Dear Maya Hindi Movie

Feature Film | 2017 | U | Drama
Critics:
Dear Maya does have some sweet moments but the film vacillates from interesting to ghastly so often you wonder if this movie was made by a committee. Wait for the movie to show up on cable.
Jun 2, 2017 By Manisha Lakhe


How do you review a film that is at one all over the place and also the comeback film of one of Bollyoowd's most luminous actors? How do you watch the story limply struggle as you watch Manisha Koirala emote way better than the director can handle? How do you watch a good idea nosedive when the script does not explain many weird things happening on screen?



This film leaves you perplexed at best. This is the breakup. Two teenage schoolgirls, Ira and Anna are best friends. Their heads are full of romance novels, giggling when they see boys and dreaming about becoming models.



The film is set in picturesque Shimla. Anna's room overlooks an old dilapidated home. The windows of this house are shut and covered by black curtains. The two girls have often noticed a stern older woman staring out into nothingness, the weird maid who takes two massive dogs out for a walk. The two girls Anna (played by Madiha Imam) and Ira (Shreya Choudhary) decide they are going to change the lady's lonely life by sending her a romantic letter.



The two girls and their teenage life is very sweetly chronicled. But then there's Mayadevi, Manisha Koirala, terrible make-up caked on, made to stare grimly out of the window, dressed in black. It's such a sight, she looks like wicked witch more than lonely. And if the director assumes the word 'depressed' is supposed to accompany the word 'loneliness', then she probably meant 'demented'. That's because they show Manisha Koirala, of the dirty house full of ancient objects, making doll after doll dressed in black. Is this a horror film? No such respite. We are never told why she's stitching dolls' clothes and painting sad faces. The worst part is, when she's happier (we see later) she's still stitching dolls' clothes, but with happier faces on dolls.



What exasperates you is the implausibility of the story. Mayadevi and her maid find helpful neighbors in Delhi, the people at the address do not slam the door on the two women but help, the police in Delhi actually take down a missing person's complaint after six years of the person went missing, no one objects when Anna plasters Mayadevi's photos all over the city...
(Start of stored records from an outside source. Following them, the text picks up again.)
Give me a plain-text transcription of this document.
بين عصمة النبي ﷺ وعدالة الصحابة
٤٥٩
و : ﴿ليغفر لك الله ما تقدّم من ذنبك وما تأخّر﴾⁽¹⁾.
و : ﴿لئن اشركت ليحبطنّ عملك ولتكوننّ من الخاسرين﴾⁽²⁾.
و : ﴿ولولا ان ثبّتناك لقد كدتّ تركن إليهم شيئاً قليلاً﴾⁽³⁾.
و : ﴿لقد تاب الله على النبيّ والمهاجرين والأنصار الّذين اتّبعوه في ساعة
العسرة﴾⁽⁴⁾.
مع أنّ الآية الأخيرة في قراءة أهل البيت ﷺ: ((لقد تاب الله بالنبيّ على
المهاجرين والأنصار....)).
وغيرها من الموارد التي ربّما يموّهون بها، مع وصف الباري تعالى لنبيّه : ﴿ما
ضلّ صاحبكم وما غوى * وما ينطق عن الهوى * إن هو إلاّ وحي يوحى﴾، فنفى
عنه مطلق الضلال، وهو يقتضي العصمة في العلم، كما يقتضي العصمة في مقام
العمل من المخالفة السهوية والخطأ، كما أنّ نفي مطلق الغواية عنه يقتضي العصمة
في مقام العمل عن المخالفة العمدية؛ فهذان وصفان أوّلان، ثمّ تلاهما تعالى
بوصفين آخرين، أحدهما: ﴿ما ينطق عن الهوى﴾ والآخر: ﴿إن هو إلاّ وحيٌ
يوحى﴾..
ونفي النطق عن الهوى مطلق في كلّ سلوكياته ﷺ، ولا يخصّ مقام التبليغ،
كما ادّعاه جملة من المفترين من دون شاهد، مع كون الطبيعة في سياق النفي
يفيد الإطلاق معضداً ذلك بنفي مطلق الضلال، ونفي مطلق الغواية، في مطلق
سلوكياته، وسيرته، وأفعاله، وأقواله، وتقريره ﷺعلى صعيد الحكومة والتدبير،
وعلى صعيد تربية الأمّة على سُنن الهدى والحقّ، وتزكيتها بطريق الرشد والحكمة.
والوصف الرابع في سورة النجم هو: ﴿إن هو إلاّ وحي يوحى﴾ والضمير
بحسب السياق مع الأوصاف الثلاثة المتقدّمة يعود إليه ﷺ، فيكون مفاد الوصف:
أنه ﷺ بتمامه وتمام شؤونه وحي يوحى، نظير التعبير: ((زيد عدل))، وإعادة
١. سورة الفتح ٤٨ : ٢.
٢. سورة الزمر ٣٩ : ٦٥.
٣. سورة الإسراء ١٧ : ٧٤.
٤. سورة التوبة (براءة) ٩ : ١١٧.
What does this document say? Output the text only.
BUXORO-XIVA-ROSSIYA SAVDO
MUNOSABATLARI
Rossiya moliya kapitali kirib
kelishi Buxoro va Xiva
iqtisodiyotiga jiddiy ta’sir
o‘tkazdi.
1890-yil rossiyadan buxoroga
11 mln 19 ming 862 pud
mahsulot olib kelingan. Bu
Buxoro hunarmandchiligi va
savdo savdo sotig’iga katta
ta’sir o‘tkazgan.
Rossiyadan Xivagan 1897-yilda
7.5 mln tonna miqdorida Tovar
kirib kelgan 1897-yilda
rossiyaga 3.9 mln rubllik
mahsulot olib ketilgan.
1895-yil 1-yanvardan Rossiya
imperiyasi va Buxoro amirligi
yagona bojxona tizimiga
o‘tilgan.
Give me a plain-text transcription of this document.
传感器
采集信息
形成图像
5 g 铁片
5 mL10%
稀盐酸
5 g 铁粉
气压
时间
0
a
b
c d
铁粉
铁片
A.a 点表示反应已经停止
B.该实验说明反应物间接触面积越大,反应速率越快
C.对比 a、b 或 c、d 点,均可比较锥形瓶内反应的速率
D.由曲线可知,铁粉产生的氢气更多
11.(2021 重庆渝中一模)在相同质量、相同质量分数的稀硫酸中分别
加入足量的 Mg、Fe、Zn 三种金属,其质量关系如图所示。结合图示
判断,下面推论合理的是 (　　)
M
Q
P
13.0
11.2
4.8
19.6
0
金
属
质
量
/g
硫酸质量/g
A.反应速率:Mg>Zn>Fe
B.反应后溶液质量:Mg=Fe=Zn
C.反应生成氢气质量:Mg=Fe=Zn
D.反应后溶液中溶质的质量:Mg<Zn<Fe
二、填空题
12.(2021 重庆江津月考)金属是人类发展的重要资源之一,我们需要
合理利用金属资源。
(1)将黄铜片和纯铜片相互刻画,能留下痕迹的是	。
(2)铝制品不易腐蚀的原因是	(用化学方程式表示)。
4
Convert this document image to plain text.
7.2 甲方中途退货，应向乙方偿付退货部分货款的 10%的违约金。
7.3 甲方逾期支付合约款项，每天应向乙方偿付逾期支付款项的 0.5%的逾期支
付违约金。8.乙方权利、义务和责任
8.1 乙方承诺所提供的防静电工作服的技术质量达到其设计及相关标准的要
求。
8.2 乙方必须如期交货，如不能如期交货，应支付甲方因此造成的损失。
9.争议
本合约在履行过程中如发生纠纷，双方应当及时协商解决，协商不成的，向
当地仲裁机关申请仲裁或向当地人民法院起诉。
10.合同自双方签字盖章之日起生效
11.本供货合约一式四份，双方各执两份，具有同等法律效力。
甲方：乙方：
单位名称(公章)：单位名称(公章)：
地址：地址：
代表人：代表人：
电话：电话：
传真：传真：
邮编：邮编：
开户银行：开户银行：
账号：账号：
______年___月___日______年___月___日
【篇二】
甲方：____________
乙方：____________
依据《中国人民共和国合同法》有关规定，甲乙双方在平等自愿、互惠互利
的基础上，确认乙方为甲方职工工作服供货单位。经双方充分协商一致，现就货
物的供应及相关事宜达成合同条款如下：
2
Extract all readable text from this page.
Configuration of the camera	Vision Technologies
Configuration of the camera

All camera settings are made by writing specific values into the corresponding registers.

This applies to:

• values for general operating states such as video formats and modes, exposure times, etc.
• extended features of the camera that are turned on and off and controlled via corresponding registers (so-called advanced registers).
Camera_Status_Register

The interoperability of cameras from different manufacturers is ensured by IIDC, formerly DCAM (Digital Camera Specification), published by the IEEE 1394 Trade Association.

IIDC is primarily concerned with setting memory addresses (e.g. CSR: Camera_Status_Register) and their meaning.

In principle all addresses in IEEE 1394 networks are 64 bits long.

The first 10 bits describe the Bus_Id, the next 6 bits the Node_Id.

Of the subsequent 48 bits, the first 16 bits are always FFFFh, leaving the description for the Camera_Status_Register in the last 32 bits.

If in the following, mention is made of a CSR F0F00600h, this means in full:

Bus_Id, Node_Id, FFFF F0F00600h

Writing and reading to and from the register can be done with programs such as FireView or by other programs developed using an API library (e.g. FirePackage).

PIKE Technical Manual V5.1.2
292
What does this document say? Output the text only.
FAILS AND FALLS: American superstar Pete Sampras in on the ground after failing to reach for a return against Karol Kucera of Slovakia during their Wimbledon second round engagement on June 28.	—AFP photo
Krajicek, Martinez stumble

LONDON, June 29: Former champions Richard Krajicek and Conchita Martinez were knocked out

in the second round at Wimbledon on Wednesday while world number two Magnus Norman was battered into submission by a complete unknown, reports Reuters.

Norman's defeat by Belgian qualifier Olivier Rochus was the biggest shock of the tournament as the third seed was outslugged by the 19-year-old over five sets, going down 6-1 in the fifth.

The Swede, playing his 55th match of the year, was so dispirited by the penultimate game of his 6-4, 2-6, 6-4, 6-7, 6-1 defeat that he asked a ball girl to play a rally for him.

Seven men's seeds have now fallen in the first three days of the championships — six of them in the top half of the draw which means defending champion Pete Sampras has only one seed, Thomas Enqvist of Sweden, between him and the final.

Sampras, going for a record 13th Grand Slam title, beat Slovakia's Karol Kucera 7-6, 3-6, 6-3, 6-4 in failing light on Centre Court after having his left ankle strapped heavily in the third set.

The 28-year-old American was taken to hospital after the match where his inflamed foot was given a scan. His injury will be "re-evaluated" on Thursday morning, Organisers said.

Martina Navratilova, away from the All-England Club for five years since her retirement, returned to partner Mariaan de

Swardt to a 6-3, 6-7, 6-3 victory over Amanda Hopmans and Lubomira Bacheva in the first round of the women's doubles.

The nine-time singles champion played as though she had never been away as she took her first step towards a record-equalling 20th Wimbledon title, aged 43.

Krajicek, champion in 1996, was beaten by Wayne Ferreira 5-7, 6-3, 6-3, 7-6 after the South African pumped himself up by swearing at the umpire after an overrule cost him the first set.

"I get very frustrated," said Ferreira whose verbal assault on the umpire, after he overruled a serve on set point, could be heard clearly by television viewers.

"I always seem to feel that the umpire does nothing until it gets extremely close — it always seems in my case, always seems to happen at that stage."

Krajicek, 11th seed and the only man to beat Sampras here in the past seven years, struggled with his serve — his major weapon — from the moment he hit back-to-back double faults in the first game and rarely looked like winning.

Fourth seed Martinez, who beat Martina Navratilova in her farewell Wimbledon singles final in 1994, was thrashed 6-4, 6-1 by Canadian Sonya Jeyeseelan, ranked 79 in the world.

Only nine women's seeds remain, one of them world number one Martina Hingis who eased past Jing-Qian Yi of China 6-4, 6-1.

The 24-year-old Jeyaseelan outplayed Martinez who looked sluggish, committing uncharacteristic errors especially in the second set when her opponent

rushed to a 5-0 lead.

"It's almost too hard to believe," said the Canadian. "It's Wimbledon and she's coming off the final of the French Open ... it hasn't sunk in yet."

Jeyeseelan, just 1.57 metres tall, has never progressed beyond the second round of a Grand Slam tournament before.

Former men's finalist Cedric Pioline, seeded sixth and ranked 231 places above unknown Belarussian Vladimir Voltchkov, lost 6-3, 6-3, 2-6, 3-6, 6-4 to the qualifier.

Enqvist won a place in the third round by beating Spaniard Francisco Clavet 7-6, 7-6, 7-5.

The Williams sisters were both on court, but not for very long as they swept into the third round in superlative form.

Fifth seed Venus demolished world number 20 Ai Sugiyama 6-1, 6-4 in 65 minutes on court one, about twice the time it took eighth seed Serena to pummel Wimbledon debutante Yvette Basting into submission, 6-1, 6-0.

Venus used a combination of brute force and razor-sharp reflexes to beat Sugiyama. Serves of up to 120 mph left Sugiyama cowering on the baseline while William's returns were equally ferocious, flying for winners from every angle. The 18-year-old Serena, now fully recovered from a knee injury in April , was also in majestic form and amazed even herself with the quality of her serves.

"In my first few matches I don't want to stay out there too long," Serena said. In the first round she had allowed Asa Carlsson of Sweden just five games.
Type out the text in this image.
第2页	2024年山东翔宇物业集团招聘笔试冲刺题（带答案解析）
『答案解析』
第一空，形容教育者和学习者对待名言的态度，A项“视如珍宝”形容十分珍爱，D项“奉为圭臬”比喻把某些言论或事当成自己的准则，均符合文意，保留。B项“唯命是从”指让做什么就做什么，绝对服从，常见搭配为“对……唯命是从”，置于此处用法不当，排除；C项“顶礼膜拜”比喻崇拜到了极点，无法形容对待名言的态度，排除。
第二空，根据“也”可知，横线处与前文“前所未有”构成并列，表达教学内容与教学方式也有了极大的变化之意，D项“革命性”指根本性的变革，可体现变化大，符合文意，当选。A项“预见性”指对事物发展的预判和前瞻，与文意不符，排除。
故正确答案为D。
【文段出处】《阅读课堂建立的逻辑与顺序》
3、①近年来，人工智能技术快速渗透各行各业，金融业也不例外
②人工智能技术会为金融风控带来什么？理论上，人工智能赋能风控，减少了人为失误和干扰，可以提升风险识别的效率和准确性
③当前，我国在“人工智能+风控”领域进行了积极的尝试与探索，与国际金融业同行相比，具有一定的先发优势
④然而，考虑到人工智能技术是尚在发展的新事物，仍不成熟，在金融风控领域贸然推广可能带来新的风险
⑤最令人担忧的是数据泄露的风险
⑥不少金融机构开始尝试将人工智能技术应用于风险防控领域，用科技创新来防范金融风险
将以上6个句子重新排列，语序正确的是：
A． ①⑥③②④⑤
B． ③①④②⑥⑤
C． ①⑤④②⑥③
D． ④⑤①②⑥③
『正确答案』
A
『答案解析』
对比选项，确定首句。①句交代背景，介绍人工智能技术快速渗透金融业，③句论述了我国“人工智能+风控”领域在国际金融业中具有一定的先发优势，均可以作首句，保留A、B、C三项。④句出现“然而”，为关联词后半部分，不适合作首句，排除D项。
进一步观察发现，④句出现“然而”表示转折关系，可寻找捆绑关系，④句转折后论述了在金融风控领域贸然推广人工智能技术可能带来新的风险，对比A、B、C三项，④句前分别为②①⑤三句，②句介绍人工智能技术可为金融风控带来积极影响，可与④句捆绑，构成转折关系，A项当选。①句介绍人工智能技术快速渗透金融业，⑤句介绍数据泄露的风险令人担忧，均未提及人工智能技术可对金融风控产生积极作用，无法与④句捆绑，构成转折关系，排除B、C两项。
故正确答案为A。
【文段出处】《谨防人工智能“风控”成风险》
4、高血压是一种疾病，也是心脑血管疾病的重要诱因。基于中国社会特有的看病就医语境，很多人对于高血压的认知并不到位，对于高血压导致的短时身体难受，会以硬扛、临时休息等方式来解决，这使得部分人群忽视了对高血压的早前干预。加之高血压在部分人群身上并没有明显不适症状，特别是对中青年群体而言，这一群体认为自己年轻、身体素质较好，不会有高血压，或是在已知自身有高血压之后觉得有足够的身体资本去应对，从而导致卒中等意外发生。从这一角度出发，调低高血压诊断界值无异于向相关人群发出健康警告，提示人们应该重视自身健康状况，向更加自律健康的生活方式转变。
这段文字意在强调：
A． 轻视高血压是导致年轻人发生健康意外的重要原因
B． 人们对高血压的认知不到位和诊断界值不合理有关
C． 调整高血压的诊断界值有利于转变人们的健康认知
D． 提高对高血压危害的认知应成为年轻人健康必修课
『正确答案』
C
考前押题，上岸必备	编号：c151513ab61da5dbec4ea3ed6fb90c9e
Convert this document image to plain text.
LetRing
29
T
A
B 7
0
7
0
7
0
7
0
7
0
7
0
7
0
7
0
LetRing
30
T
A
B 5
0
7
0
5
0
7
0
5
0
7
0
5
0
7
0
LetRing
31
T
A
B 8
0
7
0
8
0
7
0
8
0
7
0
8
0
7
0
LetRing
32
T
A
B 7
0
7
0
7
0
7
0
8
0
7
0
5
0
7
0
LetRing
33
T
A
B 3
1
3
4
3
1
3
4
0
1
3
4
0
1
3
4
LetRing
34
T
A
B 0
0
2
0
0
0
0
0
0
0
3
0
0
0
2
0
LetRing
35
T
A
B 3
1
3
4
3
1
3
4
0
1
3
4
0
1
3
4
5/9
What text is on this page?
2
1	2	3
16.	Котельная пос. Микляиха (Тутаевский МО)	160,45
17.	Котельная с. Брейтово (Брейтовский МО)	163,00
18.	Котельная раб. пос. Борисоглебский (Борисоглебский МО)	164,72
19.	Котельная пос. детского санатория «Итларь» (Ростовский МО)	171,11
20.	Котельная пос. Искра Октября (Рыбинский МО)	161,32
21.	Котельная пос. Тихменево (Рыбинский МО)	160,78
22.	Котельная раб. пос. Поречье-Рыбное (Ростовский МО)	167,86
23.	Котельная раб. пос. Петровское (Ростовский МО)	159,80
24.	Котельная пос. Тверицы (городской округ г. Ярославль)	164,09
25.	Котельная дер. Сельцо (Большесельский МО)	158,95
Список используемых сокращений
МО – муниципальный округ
The director does manage to make the audience believe in the friendship between Ira and Anna and how both girls handle their life crises. But those moments are so few, you don't know whether to like the whole film because of the moments or just groan at the story as it unfolds. Even the transformation of Manisha Koirala from the stern unhappy person has touches of magic that even inept direction and an implausible story cannot take away. Manisha Koirala once brought to the screen live, and here when she twirls in the rain with her face expressing sheer joy is something that is worth watching. Alas, Maya's happy surprise ending in Delhi is more laughable than happy. Wait for the movie to show up on cable.